2. God does not exist.
So “Pascal’s Wager” … what if I was wrong?
Then I deserved HELL. No whining, no pleading, no arguing. If there really was a God, then I BELONGED in hell with all the other beings that HATED Him for His indifference as much as I would!
I wanted to make absolutely clear just how NOT seeking Jesus I was at that point. I make this point because well-intentioned Christians with a very different story will often claim that EVERYONE SAVED was seeking God. I was not seeking God. I was preparing to die and take enough people with me that my name would be remembered alongside Kazinsky and McVeigh.
In the midst of my preparations, God came “Road to Damascus” style and informed me of two things. First, God had an offer that I could not refuse. An exchange of EVERYTHING that I had for EVERYTHING that He had. My death for His new life. My hate for His love. My despair for His hope. My past for His future. The list went on and on … all for all. Second, He told me that effective immediately, I belonged to Him. Period. End of discussion.

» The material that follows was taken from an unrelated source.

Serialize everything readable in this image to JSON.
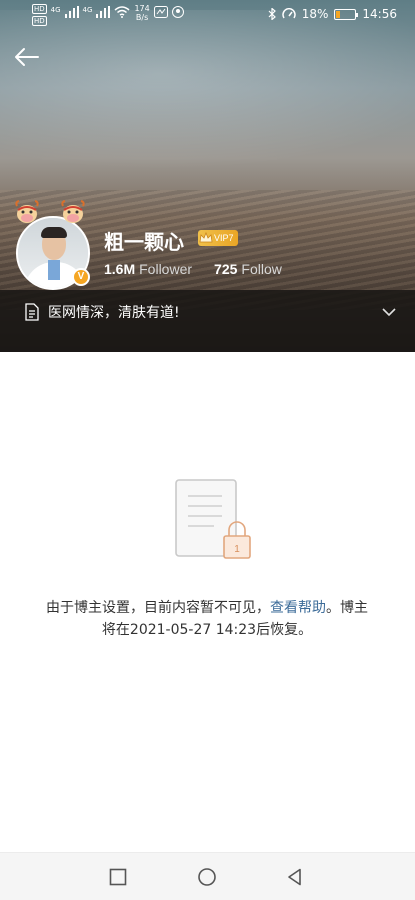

I later learned lots of new words to describe that day. Words like “bondi” … the slave for life that serves his master out of love and pierces his ear on the doorpost to mark it with a ring. I am a BONDI of the MOST HIGH GOD! Everything for everything!
I am the first Christian in at least three and probably four or more generations of TWO cursed family lines. Saved just so God could prove to the universe that He could save ANYONE! There were certainly many more deserving of mercy and many much closer to “righteous” than I was. There was and is no merit in me that deserves His grace.
Thus my only reasonable response is loving-gratitude.